Apple turns to TSMC for in-house 5G iPhone modem

For years now, we've seen Apple attempt to move away from Qualcomm by producing its own computing components in-house. However, one component that still ties Apple to Qualcomm is a big one in the mobile world: modems. While Apple's iPhones use the company's own System-on-chip (SoC) (or as Apple calls them, "Chips"), Apple is still using Qualcomm-made modems in its phones, but that's something that could change in 2023 thanks to a new team-up with the Taiwan Semiconductor Manufacturing Company (TSMC).

Apple looks to TSMC for 5G modems

We've known that Apple is looking to move away from Qualcomm and create modems in-house for months now. We didn't know how Apple plans to produce those modems when it's ready to make the switch. Today, Nikkei Asia reports that Apple has partnered with TSMC to produce these new 5G modems, which could start appearing in iPhones in 2023.

Nikkei Asia learned this information from four unnamed sources with knowledge of Apple's plans, who say that Apple will first start designing the modems using TSMC's 5nm process before moving onto the foundry's 4nm process for mass production. The idea, it seems, is to integrate these 5G modems (which will include radio frequency and millimeter wave modules) with its mobile processors, making for a mobile SoC comprised of in-house components.

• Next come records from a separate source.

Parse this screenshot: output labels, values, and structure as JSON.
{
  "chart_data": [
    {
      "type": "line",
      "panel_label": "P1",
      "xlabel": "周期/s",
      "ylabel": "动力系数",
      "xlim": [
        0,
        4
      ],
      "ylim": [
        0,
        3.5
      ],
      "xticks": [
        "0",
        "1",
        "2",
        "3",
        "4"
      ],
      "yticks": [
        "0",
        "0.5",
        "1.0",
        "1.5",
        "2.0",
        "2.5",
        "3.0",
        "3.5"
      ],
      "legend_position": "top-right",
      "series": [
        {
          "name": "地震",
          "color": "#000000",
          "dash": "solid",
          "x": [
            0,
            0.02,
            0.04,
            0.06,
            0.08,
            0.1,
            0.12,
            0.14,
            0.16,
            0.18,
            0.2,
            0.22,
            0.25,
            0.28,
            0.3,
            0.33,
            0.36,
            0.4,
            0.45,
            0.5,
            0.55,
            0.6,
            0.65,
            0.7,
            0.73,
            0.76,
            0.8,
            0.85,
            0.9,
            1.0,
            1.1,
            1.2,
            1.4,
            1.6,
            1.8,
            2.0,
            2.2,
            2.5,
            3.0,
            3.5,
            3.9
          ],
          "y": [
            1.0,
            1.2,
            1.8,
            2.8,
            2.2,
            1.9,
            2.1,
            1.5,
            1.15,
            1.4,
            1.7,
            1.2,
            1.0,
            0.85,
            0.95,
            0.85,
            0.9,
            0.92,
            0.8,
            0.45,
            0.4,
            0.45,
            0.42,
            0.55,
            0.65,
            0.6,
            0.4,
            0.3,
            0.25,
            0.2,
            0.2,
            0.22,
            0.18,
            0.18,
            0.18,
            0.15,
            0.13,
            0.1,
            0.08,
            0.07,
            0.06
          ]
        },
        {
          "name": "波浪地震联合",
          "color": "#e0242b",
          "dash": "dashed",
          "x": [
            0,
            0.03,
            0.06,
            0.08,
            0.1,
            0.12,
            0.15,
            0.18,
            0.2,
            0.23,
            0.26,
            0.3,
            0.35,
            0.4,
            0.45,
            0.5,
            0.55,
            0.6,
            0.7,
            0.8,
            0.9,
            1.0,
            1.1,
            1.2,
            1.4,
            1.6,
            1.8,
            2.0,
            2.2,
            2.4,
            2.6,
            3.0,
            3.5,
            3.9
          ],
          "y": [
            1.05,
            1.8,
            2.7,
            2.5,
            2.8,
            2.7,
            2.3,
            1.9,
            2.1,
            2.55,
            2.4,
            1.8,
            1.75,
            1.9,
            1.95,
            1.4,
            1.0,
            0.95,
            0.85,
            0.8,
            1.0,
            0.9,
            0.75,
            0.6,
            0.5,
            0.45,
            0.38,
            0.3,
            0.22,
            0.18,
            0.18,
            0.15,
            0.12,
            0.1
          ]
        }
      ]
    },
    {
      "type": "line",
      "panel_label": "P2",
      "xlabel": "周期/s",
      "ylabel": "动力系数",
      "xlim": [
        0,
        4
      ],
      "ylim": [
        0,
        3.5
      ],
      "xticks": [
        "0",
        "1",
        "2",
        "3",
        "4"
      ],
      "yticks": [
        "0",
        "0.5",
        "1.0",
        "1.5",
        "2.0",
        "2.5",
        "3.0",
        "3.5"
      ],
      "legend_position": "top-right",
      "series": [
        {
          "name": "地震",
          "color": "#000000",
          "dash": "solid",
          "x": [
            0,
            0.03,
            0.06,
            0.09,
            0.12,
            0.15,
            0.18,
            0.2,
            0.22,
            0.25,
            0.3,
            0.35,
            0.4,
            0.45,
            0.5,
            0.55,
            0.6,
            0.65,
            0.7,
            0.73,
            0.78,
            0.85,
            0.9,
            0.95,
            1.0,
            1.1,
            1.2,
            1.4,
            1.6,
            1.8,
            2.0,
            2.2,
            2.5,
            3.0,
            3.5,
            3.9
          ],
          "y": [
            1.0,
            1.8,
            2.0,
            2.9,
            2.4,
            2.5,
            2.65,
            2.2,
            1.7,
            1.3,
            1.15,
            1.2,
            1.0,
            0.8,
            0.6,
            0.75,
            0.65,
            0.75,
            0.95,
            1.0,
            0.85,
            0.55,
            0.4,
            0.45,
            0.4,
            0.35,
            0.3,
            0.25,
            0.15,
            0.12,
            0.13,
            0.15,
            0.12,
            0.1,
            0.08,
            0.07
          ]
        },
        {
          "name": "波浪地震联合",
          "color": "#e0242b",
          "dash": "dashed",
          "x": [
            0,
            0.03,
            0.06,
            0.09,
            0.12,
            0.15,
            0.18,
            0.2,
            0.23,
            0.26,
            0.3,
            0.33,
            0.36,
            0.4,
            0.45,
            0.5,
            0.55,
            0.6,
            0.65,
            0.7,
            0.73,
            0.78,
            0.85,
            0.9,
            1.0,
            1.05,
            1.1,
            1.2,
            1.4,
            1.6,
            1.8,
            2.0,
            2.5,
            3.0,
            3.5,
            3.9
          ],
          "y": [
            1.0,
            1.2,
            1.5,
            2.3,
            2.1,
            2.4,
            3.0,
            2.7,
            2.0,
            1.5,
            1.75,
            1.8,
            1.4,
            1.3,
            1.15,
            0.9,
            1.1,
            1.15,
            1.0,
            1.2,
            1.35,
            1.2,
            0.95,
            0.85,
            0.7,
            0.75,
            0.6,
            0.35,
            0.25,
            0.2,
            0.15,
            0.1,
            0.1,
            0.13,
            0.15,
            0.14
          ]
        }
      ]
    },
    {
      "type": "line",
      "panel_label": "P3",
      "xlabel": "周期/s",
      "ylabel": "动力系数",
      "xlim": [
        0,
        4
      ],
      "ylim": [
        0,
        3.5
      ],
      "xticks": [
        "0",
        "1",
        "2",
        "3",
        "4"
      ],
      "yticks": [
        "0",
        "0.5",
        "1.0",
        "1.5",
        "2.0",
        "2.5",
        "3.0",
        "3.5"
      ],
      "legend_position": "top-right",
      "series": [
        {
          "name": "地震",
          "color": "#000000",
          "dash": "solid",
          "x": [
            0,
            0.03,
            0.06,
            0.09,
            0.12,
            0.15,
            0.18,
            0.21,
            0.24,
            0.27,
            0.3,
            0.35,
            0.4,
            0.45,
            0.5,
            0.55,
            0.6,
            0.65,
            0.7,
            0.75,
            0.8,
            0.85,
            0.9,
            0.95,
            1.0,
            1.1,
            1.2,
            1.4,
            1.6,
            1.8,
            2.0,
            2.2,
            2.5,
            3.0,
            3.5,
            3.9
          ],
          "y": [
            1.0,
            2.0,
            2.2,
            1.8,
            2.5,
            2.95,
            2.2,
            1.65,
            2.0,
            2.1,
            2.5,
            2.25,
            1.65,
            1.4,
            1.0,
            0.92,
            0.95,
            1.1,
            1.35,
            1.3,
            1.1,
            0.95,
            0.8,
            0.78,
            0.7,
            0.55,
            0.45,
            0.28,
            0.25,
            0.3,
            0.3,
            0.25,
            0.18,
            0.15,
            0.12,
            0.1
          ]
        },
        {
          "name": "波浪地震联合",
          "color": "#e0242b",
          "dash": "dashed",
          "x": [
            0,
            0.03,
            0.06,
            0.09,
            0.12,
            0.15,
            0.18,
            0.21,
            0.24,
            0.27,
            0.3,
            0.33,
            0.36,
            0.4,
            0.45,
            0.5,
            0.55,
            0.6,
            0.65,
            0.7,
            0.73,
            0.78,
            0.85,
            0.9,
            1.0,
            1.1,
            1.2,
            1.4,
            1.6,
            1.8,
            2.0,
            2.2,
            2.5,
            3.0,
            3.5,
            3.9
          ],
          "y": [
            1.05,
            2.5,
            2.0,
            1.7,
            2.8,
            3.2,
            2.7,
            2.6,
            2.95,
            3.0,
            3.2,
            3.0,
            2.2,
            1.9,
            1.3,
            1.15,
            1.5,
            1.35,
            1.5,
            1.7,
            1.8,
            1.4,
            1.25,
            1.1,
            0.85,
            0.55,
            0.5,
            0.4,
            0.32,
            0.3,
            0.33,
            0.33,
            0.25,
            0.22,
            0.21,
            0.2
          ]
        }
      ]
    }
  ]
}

Neither Apple nor TSMC have made an on-record public comment on this report, so we'll need to wait for anything more official. Still, if Apple is looking to make in-house 5G modems for its phones, TSMC is a logical choice for a manufacturing partner, considering that it already makes a significant portion of the world's processors each year.

Benefits for Apple and maybe even consumers

For Apple, the benefits of tapping TSMC for in-house modem production are pretty straightforward. First, successfully developing a modem of its own design means it can stop paying Qualcomm fees for the modems it produces. When you sell as many phones as Apple does, those fees can wind up becoming a big pile of money that Apple probably wants to reclaim.

As Nikkei Asia points out in its report today, the second major benefit is that Apple can have better control over hardware integration as it makes more components in-house. This, in turn, means that Apple could increase efficiency without necessarily having to raise prices to achieve that bump.

Increased hardware efficiency can be a good thing for customers, so long as Apple doesn't use that increased efficiency to justify raising prices on its already expensive products. Assuming reports of Apple's team-up with TSMC are accurate, then we should see Apple reveal in-house 5G modems for its 2023 iPhones, so we'll watch for official confirmation until then.